他也有事要忙,并不可能无时不刻地看着她,这也是让他最为担心的。
“嗯!”
“身边不能只有一个侍卫,必须有三个以上,”他仔细地叮嘱着,“不,最好就不要出门,在夜王府呆着,要什么让下人给你去买好不好?”
他实在不放心她出门,干脆还是禁足在家的好。
“别这样,”她轻轻拍了拍他的手背,示意他放松,“不会有事的。”
一切都会变好,所有的一切都会是。
风夫人正在屋中沐浴完,正想躺下歇息一会儿,便看见屋内柱子上钉了一支飞镖,她左顾右盼,犹豫了半晌才走过去将飞镖拔下。
纸条上的大意是来西郊的一座庙,有事相商。
风夫人一看这种纸条下意识便要丢掉,但看见右下写的是自己女儿的名讳,便什么也不想地出了门去。
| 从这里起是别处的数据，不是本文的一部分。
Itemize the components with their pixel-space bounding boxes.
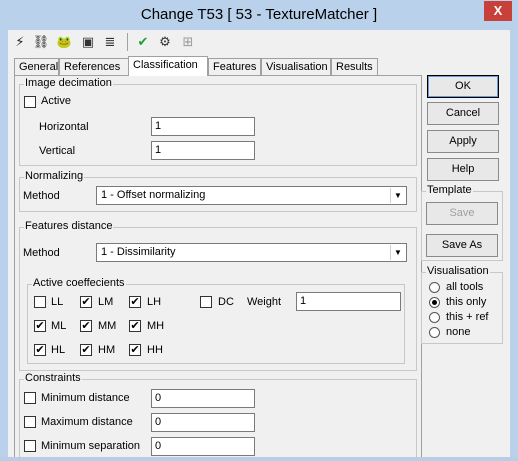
help-button[interactable]: Help [427,158,499,181]
coeff-lm-checkbox[interactable]: ✔ [80,296,92,308]
radio-none-label: none [446,326,471,338]
minimum-separation-checkbox[interactable] [24,440,36,452]
active-coefficients-group: Active coeffecients LL ✔ LM ✔ LH DC Weig… [27,277,405,364]
coeff-hh-label: HH [147,344,163,356]
close-button[interactable]: X [484,1,512,21]
horizontal-input[interactable]: 1 [151,117,255,136]
coeff-ll-label: LL [51,296,64,308]
weight-label: Weight [247,296,282,308]
vertical-label: Vertical [39,145,76,157]
radio-all-tools[interactable] [429,282,440,293]
coeff-mm-label: MM [98,320,117,332]
minimum-distance-checkbox[interactable] [24,392,36,404]
coeff-lh-label: LH [147,296,162,308]
ok-button[interactable]: OK [427,75,499,98]
notes-icon[interactable]: ≣ [101,33,119,51]
maximum-distance-checkbox[interactable] [24,416,36,428]
visualisation-title: Visualisation [426,265,490,277]
coeff-mh-label: MH [147,320,165,332]
weight-input[interactable]: 1 [296,292,401,311]
coeff-hh-checkbox[interactable]: ✔ [129,344,141,356]
title-bar[interactable]: Change T53 [ 53 - TextureMatcher ] X [0,0,518,30]
network-icon[interactable]: ⊞ [179,33,197,51]
lightning-icon[interactable]: ⚡ [11,33,29,51]
save-as-button[interactable]: Save As [426,234,498,257]
active-checkbox[interactable] [24,96,36,108]
coeff-hm-checkbox[interactable]: ✔ [80,344,92,356]
coeff-ml-checkbox[interactable]: ✔ [34,320,46,332]
maximum-distance-input[interactable]: 0 [151,413,255,432]
dialog-client: ⚡ ⛓ 🐸 ▣ ≣ ✔ ⚙ ⊞ General References Class… [8,30,510,461]
normalizing-method-label: Method [23,190,60,202]
image-decimation-title: Image decimation [24,77,113,89]
console-icon[interactable]: ▣ [79,33,97,51]
radio-none[interactable] [429,327,440,338]
coeff-hl-checkbox[interactable]: ✔ [34,344,46,356]
tab-classification[interactable]: Classification [128,56,208,76]
normalizing-group: Normalizing Method 1 - Offset normalizin… [19,170,417,212]
coeff-lm-label: LM [98,296,114,308]
radio-all-tools-label: all tools [446,281,484,293]
tab-general[interactable]: General [14,58,59,75]
apply-button[interactable]: Apply [427,130,499,153]
radio-this-plus-ref-label: this + ref [446,311,489,323]
chevron-down-icon[interactable]: ▼ [390,245,405,260]
coeff-mh-checkbox[interactable]: ✔ [129,320,141,332]
normalizing-method-value: 1 - Offset normalizing [101,189,206,201]
horizontal-label: Horizontal [39,121,89,133]
features-distance-group: Features distance Method 1 - Dissimilari… [19,220,417,371]
image-decimation-group: Image decimation Active Horizontal 1 Ver… [19,77,417,166]
minimum-separation-input[interactable]: 0 [151,437,255,456]
visualisation-group: Visualisation all tools this only this +… [421,265,503,344]
radio-this-plus-ref[interactable] [429,312,440,323]
minimum-distance-input[interactable]: 0 [151,389,255,408]
template-group: Template Save Save As [421,184,503,261]
toolbar-separator [127,33,128,51]
constraints-group: Constraints Minimum distance 0 Maximum d… [19,372,417,461]
dc-label: DC [218,296,234,308]
features-distance-title: Features distance [24,220,114,232]
radio-this-only[interactable] [429,297,440,308]
maximum-distance-label: Maximum distance [41,416,133,428]
toolbar: ⚡ ⛓ 🐸 ▣ ≣ ✔ ⚙ ⊞ [8,30,510,54]
frog-icon[interactable]: 🐸 [55,33,73,51]
distance-method-select[interactable]: 1 - Dissimilarity ▼ [96,243,407,262]
tab-features[interactable]: Features [208,58,261,75]
classification-panel: Image decimation Active Horizontal 1 Ver… [14,75,422,461]
coeff-ll-checkbox[interactable] [34,296,46,308]
save-button[interactable]: Save [426,202,498,225]
chevron-down-icon[interactable]: ▼ [390,188,405,203]
tool-icon[interactable]: ⚙ [156,33,174,51]
vertical-input[interactable]: 1 [151,141,255,160]
coeff-lh-checkbox[interactable]: ✔ [129,296,141,308]
distance-method-value: 1 - Dissimilarity [101,246,176,258]
active-coefficients-title: Active coeffecients [32,277,126,289]
dc-checkbox[interactable] [200,296,212,308]
normalizing-method-select[interactable]: 1 - Offset normalizing ▼ [96,186,407,205]
coeff-ml-label: ML [51,320,67,332]
coeff-mm-checkbox[interactable]: ✔ [80,320,92,332]
cancel-button[interactable]: Cancel [427,102,499,125]
tab-visualisation[interactable]: Visualisation [261,58,331,75]
normalizing-title: Normalizing [24,170,85,182]
tab-references[interactable]: References [59,58,129,75]
link-icon[interactable]: ⛓ [32,33,50,51]
check-icon[interactable]: ✔ [134,33,152,51]
active-label: Active [41,95,71,107]
coeff-hl-label: HL [51,344,66,356]
template-title: Template [426,184,473,196]
minimum-separation-label: Minimum separation [41,440,141,452]
coeff-hm-label: HM [98,344,116,356]
dialog-window: Change T53 [ 53 - TextureMatcher ] X ⚡ ⛓… [0,0,518,461]
minimum-distance-label: Minimum distance [41,392,130,404]
distance-method-label: Method [23,247,60,259]
window-title: Change T53 [ 53 - TextureMatcher ] [140,6,378,23]
radio-this-only-label: this only [446,296,487,308]
constraints-title: Constraints [24,372,82,384]
tab-results[interactable]: Results [331,58,378,75]
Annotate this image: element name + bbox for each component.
西郊的庙极为偏僻,风夫人找了极久才找找,当她走进庙中,看见江心素穿着单薄仅能蔽体的衣裳缩在轩辕裕的怀中,眼眶一红便要落泪。
“孩子!”风夫人几步上前,赶忙将自己的披风披在了两人身上,装睡中的江心素感觉到了一丝暖意,掐着时辰醒来。
“娘!”她看到风夫人眼睛一亮,满是破口的手伸了出去。
风夫人哎了一声,握住了江心素的手,轩辕裕便在一旁看着,倒也不插话。